I love to write about light because it is the one constant to all types of photography. It is mostly about what kinds of effects you can get from light. The word “photograph” actually means “light picture,” so the importance of it is actually a given. When I taught my classes in studio lighting at New York’s NEW SCHOOL FOR SOCIAL RESEARCH, I used to tell students that once they really understood studio lighting, they would never again look at a photograph or a scene for that matter, without noticing the lighting. It just becomes ingrained in photographers who have had the experience of working with light and who have developed a sense of what it can do.

Here’s a shot where the light comes mainly from one side:

 

It’s kind of easy to tell where the light is coming from because everything that doesn’t catch the light is dark and in the shadow. Here’s another example that we can find in nature:

Here the light is coming from camera right mostly and the aspen trees are reflecting it while the woods behind them remain dark and in the shadows. It’s an example of how highlights produced by natural light become the main attraction, same as the artificial light did in the teakettle shot above.

When you are shooting in a studio, you can control the light. You can aim it where you want and vary its intensity as well as the quality using various light modifiers. When you are making landscape photographs, you can take the same knowledge and awareness of what the studio light can do and apply it to scenes that you just see.

In this shot of a hiker in Bryce Canyon National Park in Utah, look at all the bright areas. These “highlights” are signs of where the light is coming from and the difference in luminance between them and the darker areas (shadows) is what makes the image interesting. So, when you are out and about in the natural world and you can recognize what light is doing and how it makes you feel, you can then exercise some control over how it will affect your images by moving the camera position. Sometimes you can even add some artificial light to a scene to make it a bit more dramatic:

I made this image by actually popping up the camera’s built-in flash because there wasn’t enough light on the front of the leaves to show any of their detail and since they were moving a bit in the breeze, I had to use a higher shutter speed. The image was made with my Canon 60mm macro lens. The exposure was f/8 @1/250th of a second with an ISO of 800. The addition of the flash just brought out the leaves’ detail. This was a light I was looking for but it needed a bit of help to show that detail.

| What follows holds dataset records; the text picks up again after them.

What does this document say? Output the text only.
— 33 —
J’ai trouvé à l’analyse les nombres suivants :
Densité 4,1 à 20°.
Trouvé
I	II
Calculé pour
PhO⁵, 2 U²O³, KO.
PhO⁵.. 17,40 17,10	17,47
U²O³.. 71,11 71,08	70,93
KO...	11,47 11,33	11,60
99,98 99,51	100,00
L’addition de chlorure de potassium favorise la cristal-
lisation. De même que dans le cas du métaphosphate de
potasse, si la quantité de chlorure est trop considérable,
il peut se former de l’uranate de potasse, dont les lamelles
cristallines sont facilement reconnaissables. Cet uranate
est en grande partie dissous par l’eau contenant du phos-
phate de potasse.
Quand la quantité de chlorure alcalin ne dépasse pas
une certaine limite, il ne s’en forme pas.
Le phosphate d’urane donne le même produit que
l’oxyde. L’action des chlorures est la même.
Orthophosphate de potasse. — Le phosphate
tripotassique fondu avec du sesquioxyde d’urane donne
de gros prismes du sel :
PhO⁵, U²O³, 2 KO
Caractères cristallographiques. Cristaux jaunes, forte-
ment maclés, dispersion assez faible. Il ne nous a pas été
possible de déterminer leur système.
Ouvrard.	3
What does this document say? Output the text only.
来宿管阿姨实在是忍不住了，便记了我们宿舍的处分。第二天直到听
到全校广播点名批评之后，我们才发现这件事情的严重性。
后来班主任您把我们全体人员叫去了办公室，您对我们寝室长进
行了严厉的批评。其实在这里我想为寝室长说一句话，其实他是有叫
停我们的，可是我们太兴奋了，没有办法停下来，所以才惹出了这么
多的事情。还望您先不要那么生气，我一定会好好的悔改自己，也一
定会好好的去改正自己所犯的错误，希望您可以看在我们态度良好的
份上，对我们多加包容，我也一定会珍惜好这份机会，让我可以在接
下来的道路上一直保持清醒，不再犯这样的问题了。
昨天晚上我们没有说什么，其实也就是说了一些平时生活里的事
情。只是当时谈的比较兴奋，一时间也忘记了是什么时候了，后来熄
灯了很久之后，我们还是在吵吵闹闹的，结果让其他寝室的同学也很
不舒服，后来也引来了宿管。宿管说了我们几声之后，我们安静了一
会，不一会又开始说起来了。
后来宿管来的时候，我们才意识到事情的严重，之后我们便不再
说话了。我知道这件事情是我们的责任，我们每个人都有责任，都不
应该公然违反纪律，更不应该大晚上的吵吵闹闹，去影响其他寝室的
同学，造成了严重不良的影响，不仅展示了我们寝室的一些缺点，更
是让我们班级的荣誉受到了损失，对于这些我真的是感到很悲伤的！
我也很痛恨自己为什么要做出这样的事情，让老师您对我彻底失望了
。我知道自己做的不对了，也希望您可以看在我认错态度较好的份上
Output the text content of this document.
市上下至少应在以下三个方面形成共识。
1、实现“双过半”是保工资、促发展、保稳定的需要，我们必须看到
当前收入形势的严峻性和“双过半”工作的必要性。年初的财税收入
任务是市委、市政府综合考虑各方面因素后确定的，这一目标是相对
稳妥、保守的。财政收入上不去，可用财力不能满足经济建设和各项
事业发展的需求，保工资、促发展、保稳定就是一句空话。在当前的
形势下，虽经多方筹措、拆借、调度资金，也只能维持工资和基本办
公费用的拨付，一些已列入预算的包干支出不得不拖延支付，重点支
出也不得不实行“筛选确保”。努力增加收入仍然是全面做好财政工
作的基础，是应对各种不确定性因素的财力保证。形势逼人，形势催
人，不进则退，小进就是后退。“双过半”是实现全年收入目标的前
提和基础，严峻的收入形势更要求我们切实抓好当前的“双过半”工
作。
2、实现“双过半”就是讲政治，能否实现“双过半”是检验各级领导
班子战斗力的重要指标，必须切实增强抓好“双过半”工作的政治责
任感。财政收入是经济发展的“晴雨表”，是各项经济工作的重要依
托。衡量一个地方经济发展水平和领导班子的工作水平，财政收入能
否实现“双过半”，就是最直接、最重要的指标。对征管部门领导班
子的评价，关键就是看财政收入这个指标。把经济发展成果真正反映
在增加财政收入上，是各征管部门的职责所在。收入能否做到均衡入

Any light that comes from the side of the subject is going to make textures and some detail more apparent. If you want to emphasize the texture in a scene, have the light come from the side. Here is another example:

Notice, in this example, how the light is shining on the water, is illuminating the wood on the bench and is reflected off the deep red color of the covered bridge. You can see all these elements if you train your eye to look for them.

Anything that is reflective or light colored in an image tends to stand out, whereas things that are darker tend to recede. So the interplay of highlights and shadows is what makes Black&White images so interesting. Color images always seem to dazzle us, but a crisp, well exposed and well lit B&W image can have the same effect, largely because we see color all the time, so a monochrome image seems different and maybe more dramatic.  Notice the various different shades of gray within the clouds themselves and the various parts of the image that pick up the light. That’s what makes the picture effective.

As you walk around your back yard even, get used to noticing certain types of light. You don’t even need to know what they are called at this point, just observe the light, sometimes without even taking any pictures. Then you will begin to see how light affects your images and you can look for it every time you go out shooting.